ANDREAS ZUMACH ÜBER DIE ANGEBLICHE IMMUNITÄT DER BLAUHELMSOLDATEN: Inakzeptable Begründung
Die Ablehnung von Entschädigungszahlungen an haitianische Cholera-Opfer durch die New Yorker UNO-Zentrale ist formaljuristisch nachvollziehbar. Denn die von den Klägern vorgelegten Studien liefern Indizien, nicht jedoch gerichtsfeste Beweise dafür, dass das aus dem Rio Artibonito entnommene Trinkwasser zuvor durch Abwässer aus einem Lager nepalesischer UNO-Blauhelmsoldaten mit Cholerabakterien verseucht wurde. Damit hätte die UNO die Ablehnung der Entschädigungsforderungen erklären können. Die stattdessen von Generalsekretär Ban Ki Moon verkündete „diplomatische Immunität“ der nepalesischen Blauhelme ist aber inakzeptabel.

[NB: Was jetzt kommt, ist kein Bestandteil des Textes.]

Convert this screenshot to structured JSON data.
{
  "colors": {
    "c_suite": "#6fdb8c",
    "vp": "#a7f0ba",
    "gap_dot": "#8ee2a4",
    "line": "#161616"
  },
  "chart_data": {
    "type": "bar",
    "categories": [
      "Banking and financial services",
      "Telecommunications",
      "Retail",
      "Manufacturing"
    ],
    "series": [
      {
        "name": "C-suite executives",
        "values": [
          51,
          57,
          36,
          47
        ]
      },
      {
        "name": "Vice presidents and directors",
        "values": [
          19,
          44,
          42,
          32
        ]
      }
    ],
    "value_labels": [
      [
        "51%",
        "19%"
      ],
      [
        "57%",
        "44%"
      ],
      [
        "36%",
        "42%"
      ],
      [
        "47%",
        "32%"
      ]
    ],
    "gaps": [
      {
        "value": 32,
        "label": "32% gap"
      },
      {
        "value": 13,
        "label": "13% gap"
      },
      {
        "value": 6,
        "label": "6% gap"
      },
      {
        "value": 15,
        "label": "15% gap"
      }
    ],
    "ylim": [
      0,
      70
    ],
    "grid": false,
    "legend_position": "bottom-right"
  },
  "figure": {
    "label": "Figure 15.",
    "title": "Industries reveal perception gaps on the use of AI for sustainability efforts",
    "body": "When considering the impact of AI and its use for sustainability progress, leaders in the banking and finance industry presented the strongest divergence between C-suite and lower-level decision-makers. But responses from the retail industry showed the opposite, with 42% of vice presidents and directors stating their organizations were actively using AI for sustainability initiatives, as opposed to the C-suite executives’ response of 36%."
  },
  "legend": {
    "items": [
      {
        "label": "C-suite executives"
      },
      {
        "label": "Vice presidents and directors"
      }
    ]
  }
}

Blauhelmsoldaten in UN-Missionen sind ohne Einschränkung an sämtliche Menschenrechtsnormen und Völkerrechtsbestimmungen gebunden und können bei Verstößen strafrechtlich zur Verantwortung gezogen werden. Darauf hatte zuletzt Bans Vorgänger Kofi Annan Anfang des letzten Jahrzehnts hingewiesen, als sexuelle Gewalttaten von UNO-Blauhelmsoldaten weltweit für Negativschlagzeilen sorgten. Das Problem: In fast allen bekannt gewordenen Fällen krimineller Akte durch Blauhelmsoldaten haben ihre jeweiligen Entsenderstaaten – auch europäische wie zum Beispiel Österreich – diese Soldaten durch Rückholung in die Heimat dem Zugriff der UNO entzogen.
Die Verunreinigung des Trinkwassers in Haiti ist – wäre sie eindeutig bewiesen – zwar kein krimineller Akt; sehr wohl aber eine schwerwiegende Fahrlässigkeit, die durchaus Entschädigungsansprüche rechtfertigt. Die UNO hat die geforderte Millionensumme jedoch nicht. Würde sie die Forderung an die Regierung Nepals weiterreichen, sänke nicht nur dort die Bereitschaft drastisch, der UNO künftig noch Blauhelmsoldaten zu schicken.